Sunday, February 21, 2016

Jeb!, walks off the GOP stage with sand in his shoes ... by gimleteye

There is only one thing I want to say to Jeb Bush strategists: you did it, to yourselves.

To the rest of us, some amplification. Here is what is remarkable about the now-shuttered Jeb Bush campaign. The absence of critical analysis of Jeb's record as governor of Florida; a record he held up as exemplary and the reason for GOP voters to follow him.

Jeb's governance was marked by a style the media embraced as "a man on the move constantly". "Wonkish" turned up all the time. A man who held his staff accountable to the same standards of incessant work and responsiveness to citizens who reached him late at night by email. Jeb's attention to detail is mischaracterized as a family asset; one that American voters could trust. To counter this, Donald Trump put his own brand on Jeb's hide: "low energy". Sometimes, though, bumper stickers are right. Low energy stuck.

Shortly after he announced his bid for the Republican nomination, a few media reports did appear -- mostly featuring Dan Gelber, former House minority leader -- who emphasized (as we did in our blog commentaries) his narrow-minded, my-way-or-the-highway style of governance.

Jeb was the radical in the family. He was the one making up for lost time after his 1994 shocking defeat at the hand of the ole' coon hound, Lawton Chiles. As a consequence, Jeb missed his turn to run for president in 2000 -- grabbed by George W. When he won his first elected office in 1998 and moved into the Governor's Mansion, he went into the deep end of the pool with the nation's most conservative and right-wing foundations with his an action plan for Florida that would turn the state into a radical experiment for framing the law and policies by conservative values.

It was called "compassionate conservatism", holding the Terry Schiavo case as example number one. With Karl Rove sitting on his shoulder, it was anything but compassionate.

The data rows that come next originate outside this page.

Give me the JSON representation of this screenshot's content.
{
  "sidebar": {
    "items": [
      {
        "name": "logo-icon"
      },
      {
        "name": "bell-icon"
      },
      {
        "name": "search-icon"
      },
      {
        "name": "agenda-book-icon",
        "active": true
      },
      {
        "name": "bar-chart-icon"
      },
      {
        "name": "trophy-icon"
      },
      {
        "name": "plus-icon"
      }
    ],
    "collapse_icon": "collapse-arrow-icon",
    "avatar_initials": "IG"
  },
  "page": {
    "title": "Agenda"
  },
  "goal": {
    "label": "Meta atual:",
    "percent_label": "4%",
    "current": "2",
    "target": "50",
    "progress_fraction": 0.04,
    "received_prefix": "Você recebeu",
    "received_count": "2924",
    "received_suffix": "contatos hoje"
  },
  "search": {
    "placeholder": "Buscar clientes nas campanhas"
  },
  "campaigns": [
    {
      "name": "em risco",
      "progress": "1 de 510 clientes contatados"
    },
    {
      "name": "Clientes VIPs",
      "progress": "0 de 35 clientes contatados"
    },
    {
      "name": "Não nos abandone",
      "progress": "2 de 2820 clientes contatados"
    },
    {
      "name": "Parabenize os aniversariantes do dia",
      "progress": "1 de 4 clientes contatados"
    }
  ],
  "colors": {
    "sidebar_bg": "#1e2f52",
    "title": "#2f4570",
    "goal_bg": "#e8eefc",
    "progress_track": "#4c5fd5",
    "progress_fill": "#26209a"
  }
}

As an environmental leader in Florida during Jeb's tenure, I can offer this observation: if you were on the other side of Jeb, the face you saw was the same mean and vindictive one offered to Michael Schiavo.

“I’m proud of the campaign that we’ve run to unify our country,” Jeb said, as he wrapped up his campaign in a flag that signified everything but meant nothing.

Jeb was not a unifier. He could not be a unifier. A Politico report, "Inside Jeb Bush's $150 Million Failure", analyzing the fault lines, paid particular attention to the roles of Sally Bradshaw and top campaign staff who not only isolated Jeb from bad news as it began to percolate through the primary campaign season, but also continued to give Jeb! only the news that he really wanted to hear: how to stick to the playbook. In other words, he ran his campaign exactly as he ran the state of Florida. It didn't work for the campaign as it didn't work for Florida.

Critics inside the inner circle during the Tallahassee years? Nowhere to be found. Dissent was intolerable. Facts altered to fit predetermined outcomes. Loyalty, first and foremost, a criteria for access. The enormous campaign war chest that Jeb! secured in the early phase of the campaign did nothing more than to reinforce a campaign built on a foundation of sand.

"Low energy" is unlikely to follow Jeb! back to Coral Gables. Here, he will continue to profit from corporate consultancies and investments -- the "better thing to do", as he quipped early in his campaign. Jeb will never understand how the politics he embraced also created the exact conditions for the GOP to be taken over by extremists. With feet in the sand, he could never keep up with the field he literally helped create.

6 comments:

Anonymous said...

It seems AIPAC is going to win no matter who gets elected and that is an Obama/Bush legacy.

Anonymous said...

I guess, that, now he has trow in the towel, We can all CLAP OUR HANDS !!

Anonymous said...

Terry Schaivo has her revenge! But all the gop'ers are neo-fascists.

Anonymous said...

What does AIPAC have to do with this story?

Anonymous said...

God help us!

Anonymous said...

'Sand in his shoes', the Greater Miami Chamber of Commerce should give your blog that award!